Patterson Park, Baltimore
Experiments in Culture and History
What are researchers to do if they can't control the environment and vary one or two factors at a time?  After all, history can't be redone, and there are ethical constraints to manipulation in inhabited systems.  Many people have assumed that this means the power of experimentation is unavailable in such situations.  This would disadvantage those who are interested in complex systems, in much of human agency, and in historical causation.  What influence do the conditions of the past have on the outcomes in the present?  

This is the problem that Diamond and Robinson address.  They open and close the book with chapters outlining the issues and summarizing the successful strategies for dealing with found or natural experiments.  Indeed, the cultural and historical comparisons, and the comparisons of socio-ecological conditions that the book presents are far from some haphazard stumbling across a good comparison that has the hallmarks of an experiment.  Great care is taken in evaluating the similarities and differences among the control and the treatment historical or initial conditions.

In addition to the introductory and closing chapters, the book addresses several cases:
  • ·         Polynesian cultural evolution,
  • ·         Frontier boom/bust cycles,
  • ·         Banking institutions and development,
  • ·         Comparisons of environment and social controls on Pacific islands,
  • ·         The consequences of the slave trade in Africa,
  • ·         How colonial land tenure practices influences current public goods,
  • ·         The role of the French revolution in speeding the transition to capitalism.

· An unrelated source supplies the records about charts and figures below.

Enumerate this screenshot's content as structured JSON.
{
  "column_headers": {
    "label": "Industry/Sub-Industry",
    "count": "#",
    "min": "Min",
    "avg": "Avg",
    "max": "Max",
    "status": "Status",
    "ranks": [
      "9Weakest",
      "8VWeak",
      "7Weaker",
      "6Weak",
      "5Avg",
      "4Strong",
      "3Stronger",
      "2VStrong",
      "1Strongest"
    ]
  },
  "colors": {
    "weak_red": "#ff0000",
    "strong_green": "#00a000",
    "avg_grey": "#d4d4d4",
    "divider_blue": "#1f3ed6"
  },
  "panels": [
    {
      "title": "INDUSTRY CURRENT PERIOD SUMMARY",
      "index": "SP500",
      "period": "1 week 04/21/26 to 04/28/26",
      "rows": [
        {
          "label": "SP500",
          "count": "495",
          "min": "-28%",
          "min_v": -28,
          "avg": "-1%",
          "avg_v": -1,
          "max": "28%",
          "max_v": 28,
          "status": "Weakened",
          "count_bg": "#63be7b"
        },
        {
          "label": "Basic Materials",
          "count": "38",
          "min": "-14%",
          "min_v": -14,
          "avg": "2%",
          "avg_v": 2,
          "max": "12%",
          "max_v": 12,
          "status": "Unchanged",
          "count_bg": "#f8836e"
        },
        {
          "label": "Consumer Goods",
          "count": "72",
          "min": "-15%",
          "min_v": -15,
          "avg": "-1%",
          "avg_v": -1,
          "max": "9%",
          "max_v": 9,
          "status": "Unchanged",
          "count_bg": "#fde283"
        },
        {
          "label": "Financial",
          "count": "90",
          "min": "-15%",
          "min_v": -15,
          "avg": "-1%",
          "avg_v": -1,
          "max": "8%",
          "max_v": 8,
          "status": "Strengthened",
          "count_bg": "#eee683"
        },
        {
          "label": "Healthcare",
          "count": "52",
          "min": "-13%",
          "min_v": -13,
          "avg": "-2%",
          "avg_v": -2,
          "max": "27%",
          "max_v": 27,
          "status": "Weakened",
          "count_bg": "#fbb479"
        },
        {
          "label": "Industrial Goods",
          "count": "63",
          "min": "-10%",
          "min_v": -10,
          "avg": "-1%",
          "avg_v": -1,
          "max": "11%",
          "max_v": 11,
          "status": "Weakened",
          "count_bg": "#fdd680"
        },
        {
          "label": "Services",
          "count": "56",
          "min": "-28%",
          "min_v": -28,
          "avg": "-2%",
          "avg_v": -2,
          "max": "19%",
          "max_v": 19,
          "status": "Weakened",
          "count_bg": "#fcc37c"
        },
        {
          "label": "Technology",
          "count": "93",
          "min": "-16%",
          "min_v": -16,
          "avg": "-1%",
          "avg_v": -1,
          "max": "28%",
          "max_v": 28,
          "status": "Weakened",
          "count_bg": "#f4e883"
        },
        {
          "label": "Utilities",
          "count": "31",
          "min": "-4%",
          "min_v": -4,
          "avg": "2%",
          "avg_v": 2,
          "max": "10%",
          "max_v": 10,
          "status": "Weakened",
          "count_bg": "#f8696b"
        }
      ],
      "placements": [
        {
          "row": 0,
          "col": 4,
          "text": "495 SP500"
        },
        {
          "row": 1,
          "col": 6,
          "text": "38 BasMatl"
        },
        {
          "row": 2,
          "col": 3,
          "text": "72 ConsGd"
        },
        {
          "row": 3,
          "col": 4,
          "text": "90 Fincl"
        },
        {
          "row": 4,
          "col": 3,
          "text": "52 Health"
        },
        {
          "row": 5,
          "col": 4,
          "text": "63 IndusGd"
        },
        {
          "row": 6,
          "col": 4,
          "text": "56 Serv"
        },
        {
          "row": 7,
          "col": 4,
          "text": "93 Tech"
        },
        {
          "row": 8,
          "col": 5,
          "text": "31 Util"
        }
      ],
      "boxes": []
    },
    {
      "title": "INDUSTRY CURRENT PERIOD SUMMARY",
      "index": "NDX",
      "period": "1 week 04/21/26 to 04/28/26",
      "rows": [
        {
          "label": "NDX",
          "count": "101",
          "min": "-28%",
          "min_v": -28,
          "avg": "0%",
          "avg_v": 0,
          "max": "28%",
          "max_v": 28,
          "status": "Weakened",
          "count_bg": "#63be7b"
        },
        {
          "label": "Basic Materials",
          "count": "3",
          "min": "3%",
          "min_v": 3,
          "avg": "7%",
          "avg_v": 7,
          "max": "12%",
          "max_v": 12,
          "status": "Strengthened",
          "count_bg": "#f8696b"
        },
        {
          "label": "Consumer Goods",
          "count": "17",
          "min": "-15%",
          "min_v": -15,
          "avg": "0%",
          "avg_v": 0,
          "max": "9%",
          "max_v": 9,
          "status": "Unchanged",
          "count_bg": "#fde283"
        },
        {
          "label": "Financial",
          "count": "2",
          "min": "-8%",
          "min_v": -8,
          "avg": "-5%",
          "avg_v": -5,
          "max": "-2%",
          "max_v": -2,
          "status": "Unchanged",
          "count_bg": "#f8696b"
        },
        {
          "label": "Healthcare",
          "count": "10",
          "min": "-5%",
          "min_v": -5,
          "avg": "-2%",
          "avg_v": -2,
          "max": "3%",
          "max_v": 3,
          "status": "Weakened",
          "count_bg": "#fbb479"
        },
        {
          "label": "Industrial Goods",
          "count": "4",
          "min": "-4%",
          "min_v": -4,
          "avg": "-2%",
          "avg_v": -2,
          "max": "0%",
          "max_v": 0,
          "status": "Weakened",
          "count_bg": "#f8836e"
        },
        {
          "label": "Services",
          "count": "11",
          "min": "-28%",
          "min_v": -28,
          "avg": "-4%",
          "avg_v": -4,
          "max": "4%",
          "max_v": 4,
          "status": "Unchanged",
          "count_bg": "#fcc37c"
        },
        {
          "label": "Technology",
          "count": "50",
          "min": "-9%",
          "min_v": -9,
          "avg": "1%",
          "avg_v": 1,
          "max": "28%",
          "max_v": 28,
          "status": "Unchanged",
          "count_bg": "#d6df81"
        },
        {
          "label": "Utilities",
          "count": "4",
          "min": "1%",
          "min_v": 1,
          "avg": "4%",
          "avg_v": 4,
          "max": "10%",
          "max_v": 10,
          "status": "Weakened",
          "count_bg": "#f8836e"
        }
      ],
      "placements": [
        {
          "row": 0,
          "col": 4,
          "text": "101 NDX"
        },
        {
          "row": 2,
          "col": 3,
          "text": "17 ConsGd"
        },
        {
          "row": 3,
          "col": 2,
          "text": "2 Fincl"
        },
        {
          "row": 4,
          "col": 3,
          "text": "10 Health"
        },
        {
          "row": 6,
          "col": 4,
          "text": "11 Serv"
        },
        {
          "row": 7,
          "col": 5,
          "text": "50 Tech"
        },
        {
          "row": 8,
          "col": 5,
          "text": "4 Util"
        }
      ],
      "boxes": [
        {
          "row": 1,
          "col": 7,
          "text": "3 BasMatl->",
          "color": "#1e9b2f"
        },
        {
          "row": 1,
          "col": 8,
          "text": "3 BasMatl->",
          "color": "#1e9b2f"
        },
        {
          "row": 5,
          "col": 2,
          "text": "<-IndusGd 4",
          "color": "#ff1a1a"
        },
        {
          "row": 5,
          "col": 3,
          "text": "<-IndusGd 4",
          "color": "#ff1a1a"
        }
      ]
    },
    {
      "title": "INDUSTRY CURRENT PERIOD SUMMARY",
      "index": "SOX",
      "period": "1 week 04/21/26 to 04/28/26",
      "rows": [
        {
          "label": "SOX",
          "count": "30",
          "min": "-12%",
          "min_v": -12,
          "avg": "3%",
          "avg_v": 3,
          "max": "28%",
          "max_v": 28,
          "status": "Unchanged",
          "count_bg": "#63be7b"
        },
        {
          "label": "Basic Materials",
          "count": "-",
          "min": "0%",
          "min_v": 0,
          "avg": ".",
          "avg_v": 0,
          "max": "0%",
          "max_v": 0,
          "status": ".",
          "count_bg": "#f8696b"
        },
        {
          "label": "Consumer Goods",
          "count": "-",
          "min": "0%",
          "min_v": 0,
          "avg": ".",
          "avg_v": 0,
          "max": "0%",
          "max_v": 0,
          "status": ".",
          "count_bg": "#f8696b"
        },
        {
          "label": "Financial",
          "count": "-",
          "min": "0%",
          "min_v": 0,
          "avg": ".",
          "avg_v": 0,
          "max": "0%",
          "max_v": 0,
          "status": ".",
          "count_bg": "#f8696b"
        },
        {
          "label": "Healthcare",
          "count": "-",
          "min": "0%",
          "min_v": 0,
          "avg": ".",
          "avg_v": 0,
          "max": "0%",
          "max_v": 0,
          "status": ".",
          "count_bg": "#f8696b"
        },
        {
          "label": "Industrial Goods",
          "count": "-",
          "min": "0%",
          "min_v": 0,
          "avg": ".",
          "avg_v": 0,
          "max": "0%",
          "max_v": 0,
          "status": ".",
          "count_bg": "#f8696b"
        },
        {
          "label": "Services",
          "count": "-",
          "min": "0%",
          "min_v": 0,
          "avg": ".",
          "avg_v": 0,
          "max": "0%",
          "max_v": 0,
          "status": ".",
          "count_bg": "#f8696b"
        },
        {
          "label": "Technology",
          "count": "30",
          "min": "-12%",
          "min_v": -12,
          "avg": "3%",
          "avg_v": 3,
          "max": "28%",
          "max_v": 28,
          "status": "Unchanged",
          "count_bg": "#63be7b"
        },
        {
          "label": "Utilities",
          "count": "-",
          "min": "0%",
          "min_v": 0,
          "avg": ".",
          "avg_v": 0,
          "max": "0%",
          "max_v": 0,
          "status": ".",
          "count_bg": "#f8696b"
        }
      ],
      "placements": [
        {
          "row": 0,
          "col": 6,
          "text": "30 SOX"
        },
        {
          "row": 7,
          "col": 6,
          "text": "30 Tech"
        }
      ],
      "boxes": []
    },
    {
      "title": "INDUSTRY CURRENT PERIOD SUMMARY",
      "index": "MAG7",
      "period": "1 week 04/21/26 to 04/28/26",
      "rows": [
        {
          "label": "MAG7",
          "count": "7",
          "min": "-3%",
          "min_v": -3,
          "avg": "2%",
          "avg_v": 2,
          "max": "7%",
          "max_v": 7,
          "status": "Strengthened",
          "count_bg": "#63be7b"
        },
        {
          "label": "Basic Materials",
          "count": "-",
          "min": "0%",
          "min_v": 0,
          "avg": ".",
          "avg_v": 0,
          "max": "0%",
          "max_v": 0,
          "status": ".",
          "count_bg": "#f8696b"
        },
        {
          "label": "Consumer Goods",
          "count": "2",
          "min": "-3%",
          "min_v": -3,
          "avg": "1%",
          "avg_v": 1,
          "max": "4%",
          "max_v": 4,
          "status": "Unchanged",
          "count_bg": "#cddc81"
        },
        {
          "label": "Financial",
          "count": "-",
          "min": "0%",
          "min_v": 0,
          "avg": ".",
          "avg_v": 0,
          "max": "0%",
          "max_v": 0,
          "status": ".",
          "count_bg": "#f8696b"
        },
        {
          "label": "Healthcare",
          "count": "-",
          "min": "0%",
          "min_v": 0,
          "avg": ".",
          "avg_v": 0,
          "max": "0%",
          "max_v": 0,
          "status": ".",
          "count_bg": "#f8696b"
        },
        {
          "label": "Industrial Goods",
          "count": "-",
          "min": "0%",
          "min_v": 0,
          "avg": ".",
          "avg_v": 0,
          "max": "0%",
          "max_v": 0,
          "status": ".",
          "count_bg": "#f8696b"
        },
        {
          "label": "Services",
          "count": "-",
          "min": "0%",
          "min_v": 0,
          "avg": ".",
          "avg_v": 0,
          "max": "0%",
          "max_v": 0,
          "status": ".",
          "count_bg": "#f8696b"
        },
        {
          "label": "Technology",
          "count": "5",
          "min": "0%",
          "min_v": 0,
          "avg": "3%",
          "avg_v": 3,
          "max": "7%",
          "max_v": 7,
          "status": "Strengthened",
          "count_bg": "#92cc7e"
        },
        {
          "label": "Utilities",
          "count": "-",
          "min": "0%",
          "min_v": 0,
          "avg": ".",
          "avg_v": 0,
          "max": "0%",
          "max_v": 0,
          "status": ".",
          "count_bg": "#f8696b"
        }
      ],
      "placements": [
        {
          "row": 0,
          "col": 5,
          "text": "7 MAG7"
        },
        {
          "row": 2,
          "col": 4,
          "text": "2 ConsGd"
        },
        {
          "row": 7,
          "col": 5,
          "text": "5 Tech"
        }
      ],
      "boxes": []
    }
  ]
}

Baltimore: Boom and Bust on Frontier?
The chapters are written in a very approachable style while at the same time explaining the rigorous assessment of conditions to ensure the validity of the comparisons.  All repay attention.  However, perhaps of greatest relevance to the Baltimore Ecosystem Study, with our new emphasis on the transition from the sanitary to the sustainable city, is the chapter by James Belich on "Exploding Wests: Boom and Bust in Nineteenth-Century Settler Societies" (pages 53-87).  The chapter covers the American West, and the British "West" consisting of Canada, Australia, New Zealand, and South Africa.  The transfer of human, financial, and material capital from an established metropolitan area to a frontier, with an associated increase in vectors of mass transfer; media and modes of communication; and booster institutions and businesses characterize booms.  The creation of local infrastructure during a boom is a major commitment.  Busts, crashes, or panics, on the other hand are characterized by reduced human population growth and reduced economic growth.  They can last for two to ten years, and generate by an economy dominated by new or increased exports.  The "conquest of distance" is a feature of successful export recoveries.

There are repeated cycles of boom and bust throughout the global, Anglo-American Wests.  What relevance does this kind of thinking have for the transition from the post-industrial, sanitary city to the sustainable city of the future?  It's a question we should consider.  And attention to the methodology of cultural or natural experiments in an urban LTER is also an important matter.  So this book has double relevance to BES.